Spark Data Platform

The result

Introduction

1. Design architecture

Design architecture is separated into 3 parts:

Data collection
Spark cluster
Serving part

In the data collection phase, we gather information by scraping data from IMDb.com and incorporating some sample data from Google Sheets, which is curated by Kaggle. Subsequently, we store this data in local storage (AWS S3 should be the preferred choice in a production environment). Pandas supports the manipulation of dataframes throughout this process.

To ensure a well-organized runtime environment, the entire procedure is containerized using Docker for better runtime environment and orchestrated by Dagster for effective management.

For the Spark cluster part, we set up and self-host a Spark Cluster with one master and three workers.
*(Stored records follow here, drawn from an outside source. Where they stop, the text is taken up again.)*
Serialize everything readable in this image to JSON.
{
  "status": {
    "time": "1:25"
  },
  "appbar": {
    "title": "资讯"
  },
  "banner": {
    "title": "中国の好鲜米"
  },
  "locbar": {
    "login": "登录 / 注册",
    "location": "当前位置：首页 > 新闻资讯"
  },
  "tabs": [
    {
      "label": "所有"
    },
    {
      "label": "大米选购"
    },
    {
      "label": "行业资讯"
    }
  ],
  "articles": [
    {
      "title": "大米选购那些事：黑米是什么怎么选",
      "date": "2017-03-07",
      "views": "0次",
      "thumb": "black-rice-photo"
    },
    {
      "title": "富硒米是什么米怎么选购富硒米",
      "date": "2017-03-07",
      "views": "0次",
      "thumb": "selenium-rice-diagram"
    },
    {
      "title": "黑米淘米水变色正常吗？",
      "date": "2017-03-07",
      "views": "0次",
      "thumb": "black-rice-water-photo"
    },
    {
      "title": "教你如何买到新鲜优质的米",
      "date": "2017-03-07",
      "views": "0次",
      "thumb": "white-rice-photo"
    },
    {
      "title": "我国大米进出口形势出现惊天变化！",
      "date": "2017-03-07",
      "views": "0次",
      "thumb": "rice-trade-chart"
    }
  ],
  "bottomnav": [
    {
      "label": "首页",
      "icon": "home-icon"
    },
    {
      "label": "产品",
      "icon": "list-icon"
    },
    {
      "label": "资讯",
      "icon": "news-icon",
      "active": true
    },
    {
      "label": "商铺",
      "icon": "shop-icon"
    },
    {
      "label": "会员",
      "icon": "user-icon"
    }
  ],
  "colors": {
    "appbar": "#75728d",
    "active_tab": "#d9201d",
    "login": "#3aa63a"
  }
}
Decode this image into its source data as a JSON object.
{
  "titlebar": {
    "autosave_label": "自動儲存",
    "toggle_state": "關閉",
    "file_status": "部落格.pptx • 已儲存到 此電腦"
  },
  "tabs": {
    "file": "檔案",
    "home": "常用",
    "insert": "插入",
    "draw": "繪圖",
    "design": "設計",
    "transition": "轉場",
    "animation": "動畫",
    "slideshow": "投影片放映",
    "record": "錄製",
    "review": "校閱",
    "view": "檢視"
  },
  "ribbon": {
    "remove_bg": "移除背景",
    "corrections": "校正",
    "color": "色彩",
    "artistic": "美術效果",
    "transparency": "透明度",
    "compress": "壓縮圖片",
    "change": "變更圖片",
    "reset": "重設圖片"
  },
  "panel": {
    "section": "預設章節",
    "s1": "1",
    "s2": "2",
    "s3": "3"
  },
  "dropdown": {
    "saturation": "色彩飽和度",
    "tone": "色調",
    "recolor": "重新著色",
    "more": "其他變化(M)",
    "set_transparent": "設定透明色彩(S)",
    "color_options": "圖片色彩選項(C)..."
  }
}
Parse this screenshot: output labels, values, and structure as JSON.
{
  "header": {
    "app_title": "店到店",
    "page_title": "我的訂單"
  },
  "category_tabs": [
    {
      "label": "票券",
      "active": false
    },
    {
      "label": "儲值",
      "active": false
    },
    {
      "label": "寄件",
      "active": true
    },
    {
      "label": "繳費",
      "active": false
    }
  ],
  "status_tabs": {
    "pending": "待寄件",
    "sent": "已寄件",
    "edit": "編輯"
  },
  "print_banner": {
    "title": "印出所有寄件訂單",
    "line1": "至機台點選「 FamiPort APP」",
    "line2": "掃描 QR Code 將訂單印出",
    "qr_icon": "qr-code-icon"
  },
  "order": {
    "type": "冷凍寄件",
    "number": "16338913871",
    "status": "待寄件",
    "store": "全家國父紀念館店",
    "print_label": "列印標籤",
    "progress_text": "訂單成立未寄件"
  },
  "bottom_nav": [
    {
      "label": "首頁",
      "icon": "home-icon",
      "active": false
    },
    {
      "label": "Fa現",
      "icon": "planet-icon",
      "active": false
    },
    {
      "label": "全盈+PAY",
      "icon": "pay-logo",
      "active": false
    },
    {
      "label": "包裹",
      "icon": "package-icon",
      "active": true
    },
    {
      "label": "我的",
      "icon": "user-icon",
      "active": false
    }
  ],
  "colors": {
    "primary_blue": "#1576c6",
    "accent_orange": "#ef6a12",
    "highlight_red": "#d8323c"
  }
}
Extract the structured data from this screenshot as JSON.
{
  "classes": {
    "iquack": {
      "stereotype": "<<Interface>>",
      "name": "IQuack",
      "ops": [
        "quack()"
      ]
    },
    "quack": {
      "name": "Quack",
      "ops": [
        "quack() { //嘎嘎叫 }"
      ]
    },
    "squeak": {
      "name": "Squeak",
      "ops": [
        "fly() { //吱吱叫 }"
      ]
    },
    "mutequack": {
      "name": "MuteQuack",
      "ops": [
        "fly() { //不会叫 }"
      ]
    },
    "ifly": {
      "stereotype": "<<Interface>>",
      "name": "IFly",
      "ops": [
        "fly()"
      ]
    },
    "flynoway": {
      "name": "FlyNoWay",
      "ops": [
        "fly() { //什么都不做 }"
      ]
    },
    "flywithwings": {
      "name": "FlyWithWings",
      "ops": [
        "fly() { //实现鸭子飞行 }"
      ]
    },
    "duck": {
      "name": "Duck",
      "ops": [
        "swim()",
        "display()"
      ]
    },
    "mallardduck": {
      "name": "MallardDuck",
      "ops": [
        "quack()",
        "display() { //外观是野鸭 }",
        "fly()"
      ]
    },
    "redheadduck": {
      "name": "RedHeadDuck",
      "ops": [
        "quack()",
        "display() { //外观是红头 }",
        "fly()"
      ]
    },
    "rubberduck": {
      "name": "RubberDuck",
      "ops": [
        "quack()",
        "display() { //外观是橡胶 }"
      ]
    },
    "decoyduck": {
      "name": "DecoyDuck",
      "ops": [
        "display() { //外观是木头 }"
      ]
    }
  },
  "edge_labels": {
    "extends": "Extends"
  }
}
These workers operate on personal computers contributed by our team members, creating a collaborative and distributed computing setup.

As shown in image, workers are: Chinh, Hao, Nhan, Ngoc.

Total RAM: 77.7 GB
Total cores: 40

In the serving phase, we establish a MySQL database using movie data. An API is then deployed to serve the retrieved movie information, complemented by a search engine backed by machine learning utilizing TF-IDF.

2. Scraping data from IMDB.com

To obtain the data, we observed that IMDB is no longer a static website since it has been acquired by Amazon Corp. While they offer an alternative through a GraphQL API, the associated costs surpass our budget.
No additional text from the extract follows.